Was this sexual abuse?

I’m not sure where to post this but I read through this group a lot and it’s where I feel most “safe” posting.

A little background on me: I’m 20, I live with my boyfriend of 6 years.

I’m not sure how to explain this experience. When I was 4 years old I engaged in sexual activities on multiple different occasions with another girl who who was 9 at the time. I don’t feel comfortable explaining what happened but it was more than just kissing. I know 4 is so young but I know it happened. I can remember it very clearly. The girl was my moms boyfriends sister. I never told anyone. My moms relationship with her bf was short and I haven’t seen any of them since I was very young. Well that girl just died two days ago.. and it just brought up all these memories. I’m trying to be a better me and improve myself. This is my biggest secret. For awhile I was so embarrassed. And then I was angry at that girl for doing those things to me and exposing me to it. And then I hated myself and thought I was gross. And then I felt bad for her and wondered if maybe she had being sexually abused.

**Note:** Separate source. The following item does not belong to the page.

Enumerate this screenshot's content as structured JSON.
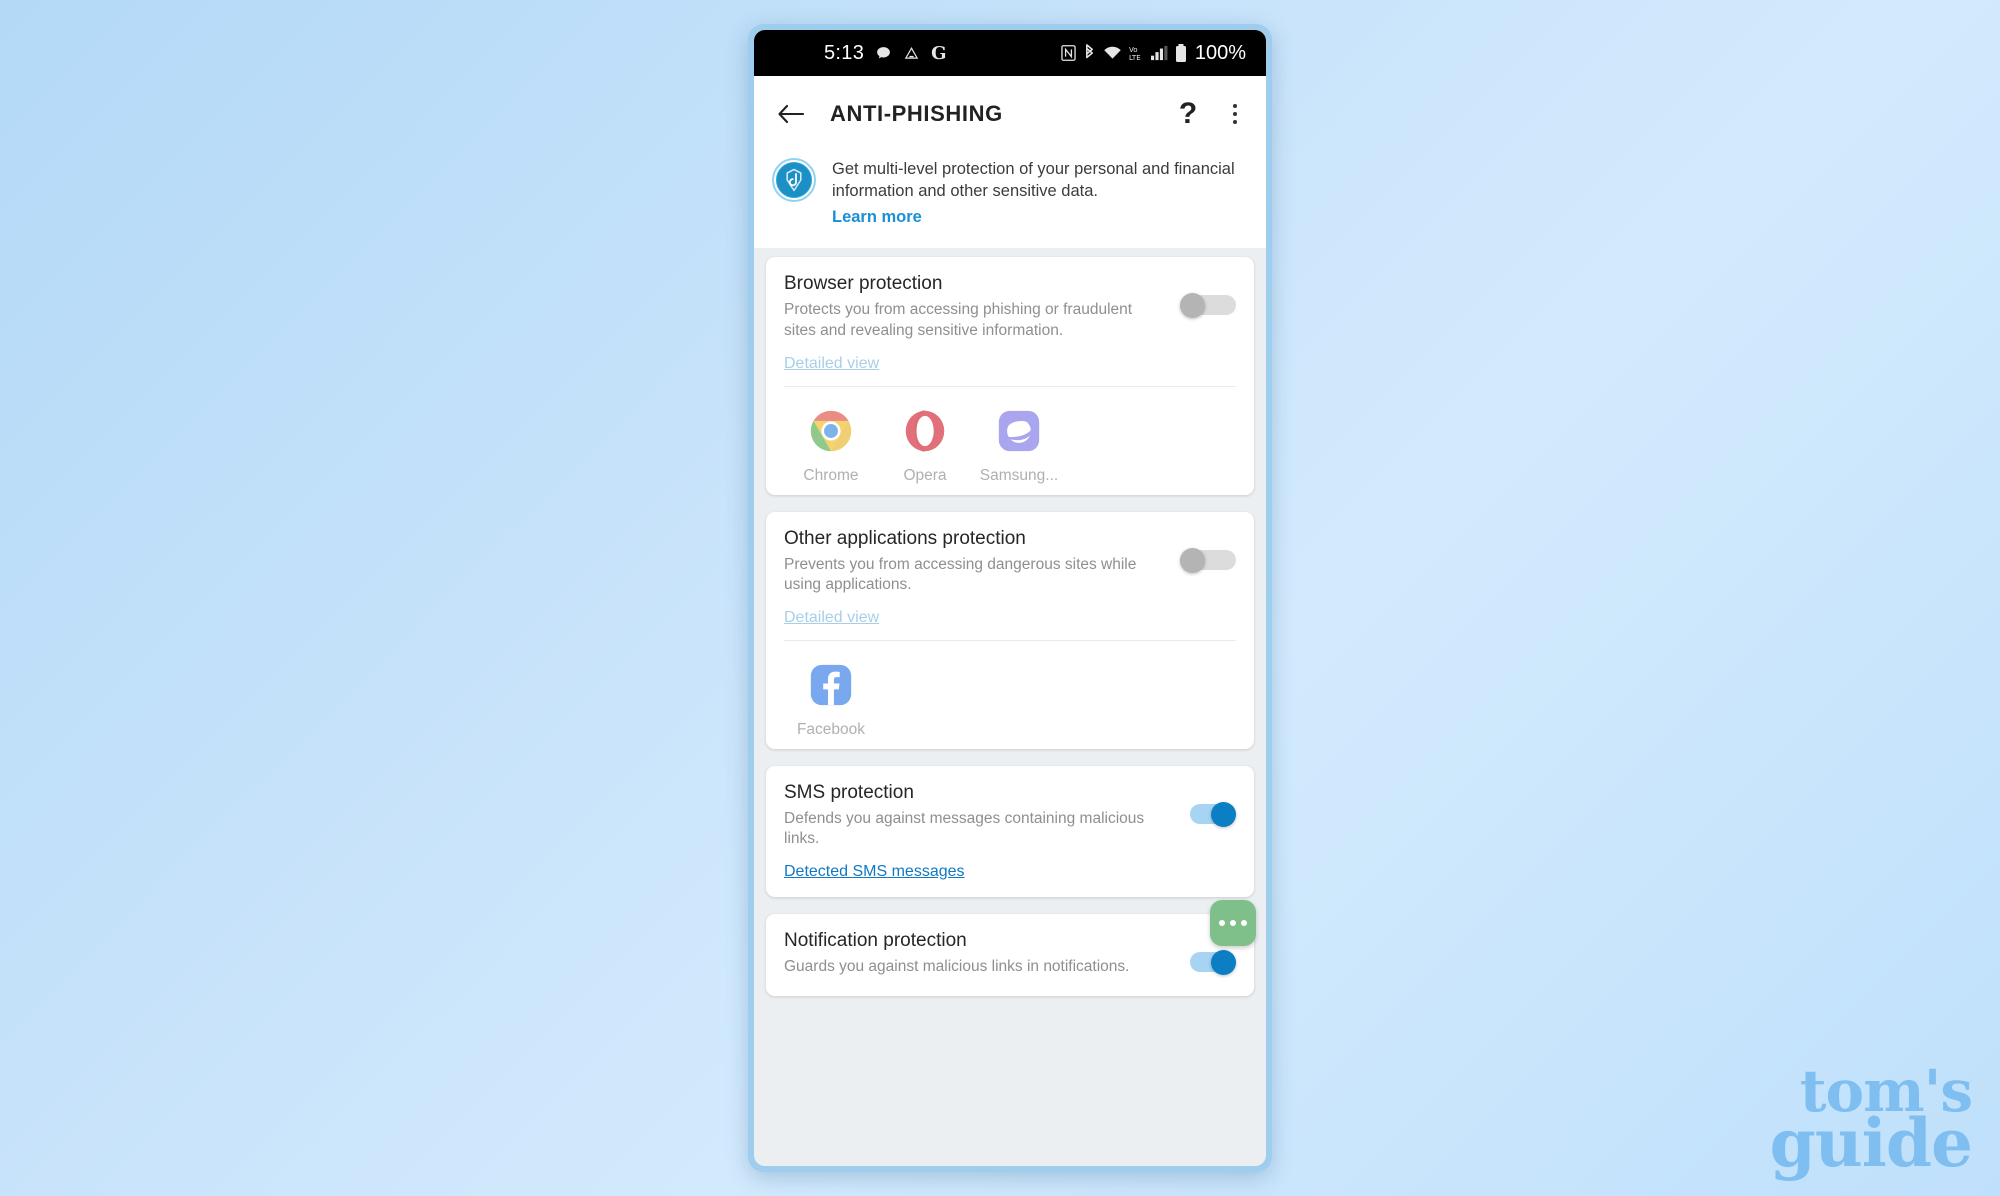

I wouldn’t say that I was sexually assaulted or sexually abused. I don’t really know what this was. But I know it is my biggest “demon”. I’m not sure what to do because it was so long ago and I was so young. We were both young. And at 4 years old I didn’t know what I was doing I just knew what felt good to my body. 9 years old is also so young. Idk what I’m looking for. I just wanted to put this in writing. I wanted to tell this experience I had and have it actually live somewhere instead of just my head.

Thank you in advance to everyone who reads and replies. Like I said this is not something I’ve never said out loud. Seeing it in writing makes me a little sick.